In this embodiment, the engaging concave pieces 2c and 7c are provided at the same positions on the outer edges of the first wind turbine 2 and the second wind turbine 7, and the aperture drive lever (not shown) is engaged with these engaging concave pieces 2c and 7c. The first windmill 2 and the second windmill 7 are simultaneously rotated by driving the aperture drive lever, and the effective diameter determining aperture blade group and the light leakage prevention aperture blade group are simultaneously driven.

Therefore, according to this embodiment, since the width on the base end side of the first aperture blade 1 for determining the effective diameter of the aperture can be narrowed, the outer diameter of the entire aperture mechanism can be reduced accordingly.
Further, light leakage caused by the shape of the first aperture blade can be prevented by the second aperture blade 6, and a predetermined aperture effect can be obtained.

FIG. 4 is a longitudinal cross-sectional view of the other embodiment, and FIG. 5 is a view taken in the direction of arrow C.

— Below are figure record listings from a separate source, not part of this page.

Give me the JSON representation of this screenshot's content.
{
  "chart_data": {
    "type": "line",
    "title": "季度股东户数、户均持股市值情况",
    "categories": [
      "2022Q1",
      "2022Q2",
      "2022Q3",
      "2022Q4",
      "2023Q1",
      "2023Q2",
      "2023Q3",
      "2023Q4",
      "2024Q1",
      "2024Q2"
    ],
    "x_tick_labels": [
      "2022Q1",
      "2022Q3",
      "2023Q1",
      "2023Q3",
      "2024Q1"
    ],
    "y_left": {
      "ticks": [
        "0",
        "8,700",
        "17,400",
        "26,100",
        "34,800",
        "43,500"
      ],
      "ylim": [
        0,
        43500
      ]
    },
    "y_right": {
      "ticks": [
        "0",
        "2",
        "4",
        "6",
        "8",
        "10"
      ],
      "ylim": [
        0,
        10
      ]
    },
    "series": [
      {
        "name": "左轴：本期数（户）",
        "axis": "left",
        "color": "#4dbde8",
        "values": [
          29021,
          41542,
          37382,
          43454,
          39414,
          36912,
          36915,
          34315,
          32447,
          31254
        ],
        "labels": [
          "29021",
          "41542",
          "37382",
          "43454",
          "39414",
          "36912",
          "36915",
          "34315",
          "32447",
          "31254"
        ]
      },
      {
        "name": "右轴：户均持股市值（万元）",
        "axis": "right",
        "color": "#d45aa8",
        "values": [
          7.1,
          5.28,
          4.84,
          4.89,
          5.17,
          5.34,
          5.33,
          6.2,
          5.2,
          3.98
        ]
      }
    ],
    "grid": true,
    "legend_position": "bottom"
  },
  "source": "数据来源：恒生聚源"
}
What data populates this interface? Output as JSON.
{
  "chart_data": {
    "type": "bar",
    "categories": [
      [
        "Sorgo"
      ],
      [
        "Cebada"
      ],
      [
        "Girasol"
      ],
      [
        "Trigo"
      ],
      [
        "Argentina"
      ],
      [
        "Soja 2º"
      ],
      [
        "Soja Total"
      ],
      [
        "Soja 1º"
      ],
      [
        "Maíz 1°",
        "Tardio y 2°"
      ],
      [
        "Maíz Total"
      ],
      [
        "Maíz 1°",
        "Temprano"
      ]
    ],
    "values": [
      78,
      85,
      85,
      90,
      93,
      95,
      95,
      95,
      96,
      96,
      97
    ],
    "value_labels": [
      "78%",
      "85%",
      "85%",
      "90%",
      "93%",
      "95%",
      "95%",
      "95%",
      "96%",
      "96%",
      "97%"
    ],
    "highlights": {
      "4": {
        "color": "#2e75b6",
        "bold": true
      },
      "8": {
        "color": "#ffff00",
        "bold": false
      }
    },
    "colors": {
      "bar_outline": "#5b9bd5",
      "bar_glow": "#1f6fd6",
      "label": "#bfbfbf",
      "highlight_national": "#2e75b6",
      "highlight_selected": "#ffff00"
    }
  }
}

In the embodiment described above, light leakage from the aperture blade group for determining the aperture effective diameter, which is made up of a plurality of first aperture blades 1, is prevented by the light leakage aperture blade group, which is made up of a plurality of second aperture blades 6. In this embodiment, light leakage is prevented from the aperture blade group for determining the aperture effective diameter, which is made up of a plurality of first aperture blades 1, without using a light leakage aperture blade group. Similarly, the fixed dowel 3 is rotatably fitted into the shaft hole (not shown) of the honeycomb 20, and the rotating dowel 4 is slidably fitted into the cam groove 21a of the windmill 21. A stretchable light-shielding cloth material 10 (indicated by diagonal lines in FIG. 5) is attached between the outer edge of the first aperture blade 1 and the inner edge of the honeycomb 20, and a predetermined area is set by driving the first aperture blade 1. The effective diameter of the aperture is obtained, and the cloth material 10 is stretched and expanded to prevent light leakage from areas other than the aperture effective diameter by the cloth material lO.

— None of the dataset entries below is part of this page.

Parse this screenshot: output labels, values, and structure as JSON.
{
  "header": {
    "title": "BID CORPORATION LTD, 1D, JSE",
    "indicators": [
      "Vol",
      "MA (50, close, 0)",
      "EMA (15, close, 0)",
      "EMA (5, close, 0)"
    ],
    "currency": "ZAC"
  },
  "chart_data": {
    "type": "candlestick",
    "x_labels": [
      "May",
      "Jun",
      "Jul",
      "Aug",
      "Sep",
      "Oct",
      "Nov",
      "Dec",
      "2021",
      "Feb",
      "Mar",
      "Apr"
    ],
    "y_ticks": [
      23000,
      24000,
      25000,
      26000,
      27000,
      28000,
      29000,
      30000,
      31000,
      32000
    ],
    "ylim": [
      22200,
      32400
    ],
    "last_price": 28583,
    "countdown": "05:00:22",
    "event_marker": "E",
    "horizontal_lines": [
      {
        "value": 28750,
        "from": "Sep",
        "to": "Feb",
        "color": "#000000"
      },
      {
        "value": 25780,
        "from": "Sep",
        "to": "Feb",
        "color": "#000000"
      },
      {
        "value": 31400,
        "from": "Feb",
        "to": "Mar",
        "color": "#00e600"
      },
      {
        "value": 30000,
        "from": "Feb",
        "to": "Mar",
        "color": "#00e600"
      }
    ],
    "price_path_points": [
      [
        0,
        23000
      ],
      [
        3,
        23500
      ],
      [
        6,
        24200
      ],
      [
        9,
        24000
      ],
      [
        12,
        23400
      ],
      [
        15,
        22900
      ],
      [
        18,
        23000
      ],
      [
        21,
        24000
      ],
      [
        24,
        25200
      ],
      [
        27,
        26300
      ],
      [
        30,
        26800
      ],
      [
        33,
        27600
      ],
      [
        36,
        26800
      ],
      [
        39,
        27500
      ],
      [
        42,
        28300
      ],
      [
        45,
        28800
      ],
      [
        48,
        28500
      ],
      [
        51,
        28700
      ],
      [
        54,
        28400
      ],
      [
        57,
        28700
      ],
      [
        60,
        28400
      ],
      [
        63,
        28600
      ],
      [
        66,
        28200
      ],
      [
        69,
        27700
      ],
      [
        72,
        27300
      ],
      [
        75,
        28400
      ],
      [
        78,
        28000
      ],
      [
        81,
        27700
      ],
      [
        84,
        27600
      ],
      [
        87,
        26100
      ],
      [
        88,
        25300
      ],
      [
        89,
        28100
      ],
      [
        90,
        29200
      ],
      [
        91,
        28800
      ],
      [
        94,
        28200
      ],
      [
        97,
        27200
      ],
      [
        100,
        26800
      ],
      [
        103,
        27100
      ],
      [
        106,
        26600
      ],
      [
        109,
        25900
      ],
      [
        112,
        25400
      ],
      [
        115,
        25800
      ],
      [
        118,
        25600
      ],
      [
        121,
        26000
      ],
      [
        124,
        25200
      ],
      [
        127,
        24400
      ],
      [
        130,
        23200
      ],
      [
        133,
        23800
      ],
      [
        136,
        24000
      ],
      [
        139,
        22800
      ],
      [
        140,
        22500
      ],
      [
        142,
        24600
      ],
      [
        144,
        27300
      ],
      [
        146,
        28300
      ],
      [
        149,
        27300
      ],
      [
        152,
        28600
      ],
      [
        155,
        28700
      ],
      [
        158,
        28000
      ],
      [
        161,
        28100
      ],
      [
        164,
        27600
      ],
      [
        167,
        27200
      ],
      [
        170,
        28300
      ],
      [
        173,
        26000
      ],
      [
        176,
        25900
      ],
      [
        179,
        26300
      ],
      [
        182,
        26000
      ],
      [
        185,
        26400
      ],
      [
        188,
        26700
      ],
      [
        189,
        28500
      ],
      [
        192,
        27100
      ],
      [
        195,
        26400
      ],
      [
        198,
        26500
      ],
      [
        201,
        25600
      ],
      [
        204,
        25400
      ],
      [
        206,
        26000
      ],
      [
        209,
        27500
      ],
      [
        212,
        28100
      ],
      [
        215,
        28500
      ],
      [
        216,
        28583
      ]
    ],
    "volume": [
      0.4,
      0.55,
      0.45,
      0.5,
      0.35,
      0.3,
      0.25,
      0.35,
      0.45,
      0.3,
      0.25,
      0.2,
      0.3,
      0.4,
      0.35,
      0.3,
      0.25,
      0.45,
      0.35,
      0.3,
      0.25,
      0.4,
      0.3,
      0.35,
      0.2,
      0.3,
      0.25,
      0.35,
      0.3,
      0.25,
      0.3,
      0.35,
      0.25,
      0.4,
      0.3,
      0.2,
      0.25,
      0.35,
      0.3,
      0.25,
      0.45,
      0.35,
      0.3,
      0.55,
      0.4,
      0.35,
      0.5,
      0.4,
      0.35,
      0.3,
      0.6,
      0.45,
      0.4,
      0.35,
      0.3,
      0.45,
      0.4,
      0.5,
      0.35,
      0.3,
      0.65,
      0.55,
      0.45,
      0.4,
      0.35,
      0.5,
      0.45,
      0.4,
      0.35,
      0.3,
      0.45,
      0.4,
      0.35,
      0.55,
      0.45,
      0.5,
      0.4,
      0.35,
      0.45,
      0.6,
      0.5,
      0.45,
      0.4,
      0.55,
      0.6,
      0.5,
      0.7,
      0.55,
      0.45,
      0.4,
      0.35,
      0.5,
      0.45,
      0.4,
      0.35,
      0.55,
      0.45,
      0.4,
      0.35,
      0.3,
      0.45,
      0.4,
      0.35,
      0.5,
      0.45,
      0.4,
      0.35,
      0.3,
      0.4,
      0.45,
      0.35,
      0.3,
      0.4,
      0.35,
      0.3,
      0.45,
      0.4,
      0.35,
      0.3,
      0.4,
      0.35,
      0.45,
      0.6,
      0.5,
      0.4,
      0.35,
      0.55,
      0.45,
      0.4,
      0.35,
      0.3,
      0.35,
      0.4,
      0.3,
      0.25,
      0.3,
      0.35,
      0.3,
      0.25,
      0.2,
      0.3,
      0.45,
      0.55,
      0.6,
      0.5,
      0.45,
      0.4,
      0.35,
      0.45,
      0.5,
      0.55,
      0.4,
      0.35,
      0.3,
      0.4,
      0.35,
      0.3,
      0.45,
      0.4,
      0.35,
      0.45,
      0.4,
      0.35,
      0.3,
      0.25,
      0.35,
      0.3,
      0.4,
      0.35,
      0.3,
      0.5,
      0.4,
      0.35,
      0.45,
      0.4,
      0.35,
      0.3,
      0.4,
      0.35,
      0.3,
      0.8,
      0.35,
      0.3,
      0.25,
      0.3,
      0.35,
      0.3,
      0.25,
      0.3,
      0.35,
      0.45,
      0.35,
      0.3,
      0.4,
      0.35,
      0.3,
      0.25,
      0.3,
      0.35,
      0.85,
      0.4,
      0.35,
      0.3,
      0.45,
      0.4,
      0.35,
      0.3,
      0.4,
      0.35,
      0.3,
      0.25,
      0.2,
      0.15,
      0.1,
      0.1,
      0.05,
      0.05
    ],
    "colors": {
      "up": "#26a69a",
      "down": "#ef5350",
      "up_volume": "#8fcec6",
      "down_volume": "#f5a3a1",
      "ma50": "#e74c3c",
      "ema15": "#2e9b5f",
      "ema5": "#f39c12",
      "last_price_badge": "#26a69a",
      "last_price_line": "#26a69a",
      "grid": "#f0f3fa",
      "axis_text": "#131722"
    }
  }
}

[Effects of the Invention] As explained above, according to the present invention, the aperture blades can be made smaller while preventing light leakage from areas other than the aperture effective diameter, so the outer diameter of the entire aperture mechanism can be reduced, and the aperture mechanism can be made smaller. This has the effect of making it more compact, and can contribute to making the lens barrel of a camera, for example, equipped with an aperture mechanism smaller and lighter.

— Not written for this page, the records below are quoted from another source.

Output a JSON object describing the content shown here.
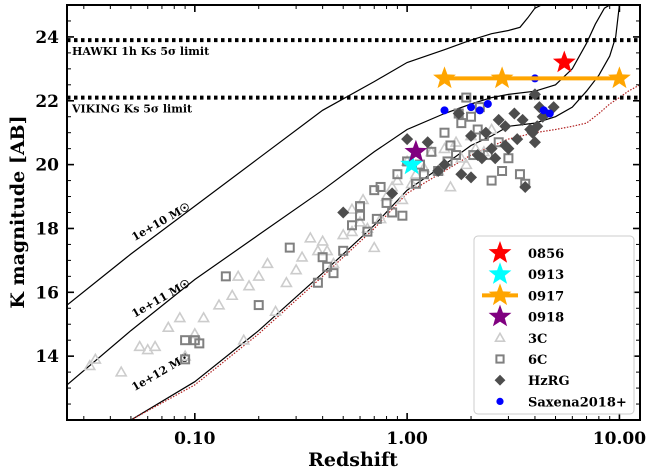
{
  "chart_data": {
    "type": "scatter",
    "xlabel": "Redshift",
    "ylabel": "K magnitude [AB]",
    "xscale": "log",
    "xlim": [
      0.025,
      12.5
    ],
    "ylim": [
      12.0,
      25.0
    ],
    "x_ticks": [
      0.1,
      1.0,
      10.0
    ],
    "x_tick_labels": [
      "0.10",
      "1.00",
      "10.00"
    ],
    "y_ticks": [
      14,
      16,
      18,
      20,
      22,
      24
    ],
    "y_tick_labels": [
      "14",
      "16",
      "18",
      "20",
      "22",
      "24"
    ],
    "limits": [
      {
        "label": "HAWKI 1h Ks 5σ limit",
        "y": 23.9
      },
      {
        "label": "VIKING Ks 5σ limit",
        "y": 22.1
      }
    ],
    "mass_tracks": [
      {
        "label": "1e+10 M☉",
        "x": [
          0.025,
          0.05,
          0.1,
          0.2,
          0.4,
          0.7,
          1.0,
          1.5,
          2.0,
          2.5,
          3.0,
          3.4,
          3.7,
          4.0,
          4.3,
          4.6,
          4.9,
          5.2
        ],
        "y": [
          15.6,
          17.2,
          18.7,
          20.2,
          21.7,
          22.6,
          23.2,
          23.6,
          23.9,
          24.1,
          24.2,
          24.3,
          24.6,
          24.9,
          25.0,
          25.0,
          25.0,
          25.0
        ]
      },
      {
        "label": "1e+11 M☉",
        "x": [
          0.025,
          0.05,
          0.1,
          0.2,
          0.4,
          0.7,
          1.0,
          1.5,
          2.0,
          2.5,
          3.0,
          4.0,
          5.0,
          6.0,
          7.0,
          7.7,
          8.5,
          9.0
        ],
        "y": [
          13.1,
          14.8,
          16.4,
          17.8,
          19.2,
          20.4,
          21.1,
          21.6,
          21.9,
          22.1,
          22.2,
          22.3,
          22.5,
          23.0,
          23.8,
          24.4,
          24.9,
          25.0
        ]
      },
      {
        "label": "1e+12 M☉",
        "x": [
          0.05,
          0.1,
          0.2,
          0.4,
          0.7,
          1.0,
          1.5,
          2.0,
          2.5,
          3.0,
          4.0,
          5.0,
          6.0,
          7.0,
          8.0,
          9.0,
          9.6,
          10.0
        ],
        "y": [
          12.0,
          13.2,
          14.8,
          16.6,
          18.1,
          19.2,
          20.0,
          20.6,
          20.9,
          21.2,
          21.3,
          21.5,
          21.8,
          22.3,
          22.8,
          23.4,
          24.0,
          25.0
        ]
      },
      {
        "label": "",
        "x": [
          0.05,
          0.1,
          0.2,
          0.4,
          0.7,
          1.0,
          1.5,
          2.0,
          3.0,
          4.0,
          5.0,
          6.0,
          7.0,
          8.0,
          9.0,
          10.0,
          11.0,
          12.5
        ],
        "y": [
          12.0,
          13.1,
          14.7,
          16.5,
          18.0,
          19.1,
          19.8,
          20.3,
          20.8,
          21.0,
          21.1,
          21.2,
          21.3,
          21.6,
          21.9,
          22.1,
          22.3,
          22.5
        ]
      }
    ],
    "series": [
      {
        "name": "0856",
        "marker": "star",
        "color": "#ff0000",
        "points": [
          [
            5.5,
            23.2
          ]
        ]
      },
      {
        "name": "0913",
        "marker": "star",
        "color": "#00ffff",
        "points": [
          [
            1.05,
            20.0
          ]
        ]
      },
      {
        "name": "0917",
        "marker": "star-line",
        "color": "#ffa500",
        "points": [
          [
            1.5,
            22.7
          ],
          [
            2.8,
            22.7
          ],
          [
            10.0,
            22.7
          ]
        ]
      },
      {
        "name": "0918",
        "marker": "star",
        "color": "#800080",
        "points": [
          [
            1.1,
            20.4
          ]
        ]
      },
      {
        "name": "3C",
        "marker": "triangle",
        "color": "#cccccc",
        "points": [
          [
            0.032,
            13.7
          ],
          [
            0.034,
            13.9
          ],
          [
            0.045,
            13.5
          ],
          [
            0.055,
            14.3
          ],
          [
            0.06,
            14.2
          ],
          [
            0.065,
            14.3
          ],
          [
            0.075,
            14.9
          ],
          [
            0.085,
            15.2
          ],
          [
            0.09,
            14.0
          ],
          [
            0.1,
            14.7
          ],
          [
            0.11,
            15.2
          ],
          [
            0.13,
            15.6
          ],
          [
            0.15,
            15.9
          ],
          [
            0.16,
            16.5
          ],
          [
            0.17,
            14.5
          ],
          [
            0.18,
            16.2
          ],
          [
            0.2,
            16.5
          ],
          [
            0.22,
            16.9
          ],
          [
            0.24,
            15.4
          ],
          [
            0.27,
            16.3
          ],
          [
            0.3,
            16.7
          ],
          [
            0.32,
            17.1
          ],
          [
            0.35,
            17.7
          ],
          [
            0.38,
            17.3
          ],
          [
            0.4,
            17.6
          ],
          [
            0.42,
            17.3
          ],
          [
            0.45,
            16.9
          ],
          [
            0.5,
            17.8
          ],
          [
            0.55,
            18.6
          ],
          [
            0.6,
            18.2
          ],
          [
            0.65,
            18.0
          ],
          [
            0.7,
            17.4
          ],
          [
            0.75,
            18.3
          ],
          [
            0.8,
            19.0
          ],
          [
            0.85,
            19.3
          ],
          [
            0.9,
            19.5
          ],
          [
            0.95,
            18.9
          ],
          [
            1.0,
            20.1
          ],
          [
            1.05,
            19.4
          ],
          [
            1.1,
            19.7
          ],
          [
            1.2,
            19.9
          ],
          [
            1.3,
            20.4
          ],
          [
            1.4,
            19.8
          ],
          [
            1.5,
            20.5
          ],
          [
            1.6,
            19.3
          ],
          [
            1.7,
            20.7
          ],
          [
            1.8,
            20.2
          ],
          [
            1.9,
            20.0
          ],
          [
            2.0,
            20.9
          ],
          [
            2.1,
            20.5
          ],
          [
            2.3,
            20.4
          ],
          [
            2.5,
            21.1
          ],
          [
            0.62,
            18.9
          ],
          [
            0.55,
            17.9
          ]
        ]
      },
      {
        "name": "6C",
        "marker": "square",
        "color": "#808080",
        "points": [
          [
            0.09,
            14.5
          ],
          [
            0.09,
            13.9
          ],
          [
            0.1,
            14.5
          ],
          [
            0.105,
            14.4
          ],
          [
            0.14,
            16.5
          ],
          [
            0.2,
            15.6
          ],
          [
            0.28,
            17.4
          ],
          [
            0.38,
            16.3
          ],
          [
            0.4,
            17.1
          ],
          [
            0.42,
            16.8
          ],
          [
            0.45,
            16.6
          ],
          [
            0.5,
            17.3
          ],
          [
            0.55,
            18.1
          ],
          [
            0.6,
            18.7
          ],
          [
            0.6,
            18.4
          ],
          [
            0.65,
            17.9
          ],
          [
            0.7,
            19.2
          ],
          [
            0.72,
            18.3
          ],
          [
            0.75,
            19.3
          ],
          [
            0.8,
            18.8
          ],
          [
            0.85,
            18.5
          ],
          [
            0.9,
            19.7
          ],
          [
            0.95,
            18.4
          ],
          [
            1.0,
            20.1
          ],
          [
            1.1,
            19.4
          ],
          [
            1.15,
            20.0
          ],
          [
            1.2,
            19.7
          ],
          [
            1.3,
            20.4
          ],
          [
            1.4,
            19.8
          ],
          [
            1.5,
            21.0
          ],
          [
            1.55,
            20.1
          ],
          [
            1.6,
            20.6
          ],
          [
            1.7,
            20.3
          ],
          [
            1.75,
            21.6
          ],
          [
            1.8,
            21.3
          ],
          [
            1.9,
            22.1
          ],
          [
            2.0,
            21.5
          ],
          [
            2.05,
            20.3
          ],
          [
            2.15,
            21.1
          ],
          [
            2.2,
            21.8
          ],
          [
            2.3,
            20.9
          ],
          [
            2.4,
            20.3
          ],
          [
            2.5,
            19.5
          ],
          [
            2.7,
            20.7
          ],
          [
            2.8,
            19.8
          ],
          [
            3.0,
            20.2
          ],
          [
            3.4,
            19.7
          ],
          [
            3.6,
            19.4
          ]
        ]
      },
      {
        "name": "HzRG",
        "marker": "diamond",
        "color": "#4d4d4d",
        "points": [
          [
            0.5,
            18.5
          ],
          [
            0.85,
            19.1
          ],
          [
            1.0,
            20.8
          ],
          [
            1.25,
            20.7
          ],
          [
            1.4,
            19.8
          ],
          [
            1.5,
            20.0
          ],
          [
            1.75,
            21.6
          ],
          [
            2.0,
            20.9
          ],
          [
            2.0,
            19.6
          ],
          [
            2.15,
            20.3
          ],
          [
            2.25,
            20.2
          ],
          [
            2.35,
            21.0
          ],
          [
            2.5,
            20.5
          ],
          [
            2.6,
            20.2
          ],
          [
            2.7,
            21.4
          ],
          [
            2.9,
            21.2
          ],
          [
            2.9,
            20.6
          ],
          [
            3.0,
            20.5
          ],
          [
            3.2,
            21.6
          ],
          [
            3.3,
            20.8
          ],
          [
            3.5,
            21.4
          ],
          [
            3.6,
            19.3
          ],
          [
            3.8,
            21.1
          ],
          [
            3.9,
            21.0
          ],
          [
            4.0,
            22.2
          ],
          [
            4.1,
            21.2
          ],
          [
            4.2,
            21.8
          ],
          [
            4.35,
            21.5
          ],
          [
            4.5,
            21.6
          ],
          [
            4.9,
            21.8
          ],
          [
            4.0,
            20.7
          ],
          [
            1.8,
            19.7
          ]
        ]
      },
      {
        "name": "Saxena2018+",
        "marker": "circle",
        "color": "#0000ff",
        "points": [
          [
            1.5,
            21.7
          ],
          [
            2.0,
            21.8
          ],
          [
            2.2,
            21.7
          ],
          [
            2.4,
            21.9
          ],
          [
            4.0,
            22.7
          ],
          [
            4.4,
            21.7
          ],
          [
            4.7,
            21.6
          ]
        ]
      }
    ],
    "legend": {
      "placement": "bottom-right",
      "entries": [
        "0856",
        "0913",
        "0917",
        "0918",
        "3C",
        "6C",
        "HzRG",
        "Saxena2018+"
      ]
    },
    "grid": false
  }
}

[Brief explanation of drawings]

FIG. 1 is a longitudinal cross-sectional view showing one embodiment of the aperture mechanism according to the present invention, FIG. 2 is a view taken in the direction of arrow A in FIG. 1, FIG. 3 is a view taken in the direction of arrow B in FIG. 1, and FIG. FIG. 5 is a longitudinal sectional view showing an embodiment of the invention, FIG. 5 is a view taken in the direction of arrow C in FIG. 4, and FIG.
7 is a view taken along arrow D in FIG. 6, and FIG. 8 is a view showing the aperture blades in FIG. 6. 1: Aperture blade 3: Fixed dowel 5: Common honeycomb 7; Second windmill 9: Rotating dowel 2: First windmill 4: Rotating dowel 6: Second aperture blade 8: Fixed dowel 1O: Cloth material. Figure Figure Figure Figure Figure Figure Figure

Claims (1)

[Claims] 1. A first aperture blade group for determining the effective diameter of the aperture and a second aperture blade group consisting of a plurality of second aperture blades are spaced apart from each other in the front and rear along the optical axis direction. The aperture mechanism is characterized in that the second aperture blade group is formed such that each of the second aperture blades overlaps a non-overlapping portion of the first aperture blade group other than the effective diameter of the aperture. Aperture mechanism. 2. A stretchable light-shielding sheet between a group of aperture blades for determining the effective diameter of the aperture consisting of a plurality of aperture blades formed in an arc shape with a substantially constant width and a holding member that holds each of the aperture blades. A diaphragm mechanism characterized by a material attached.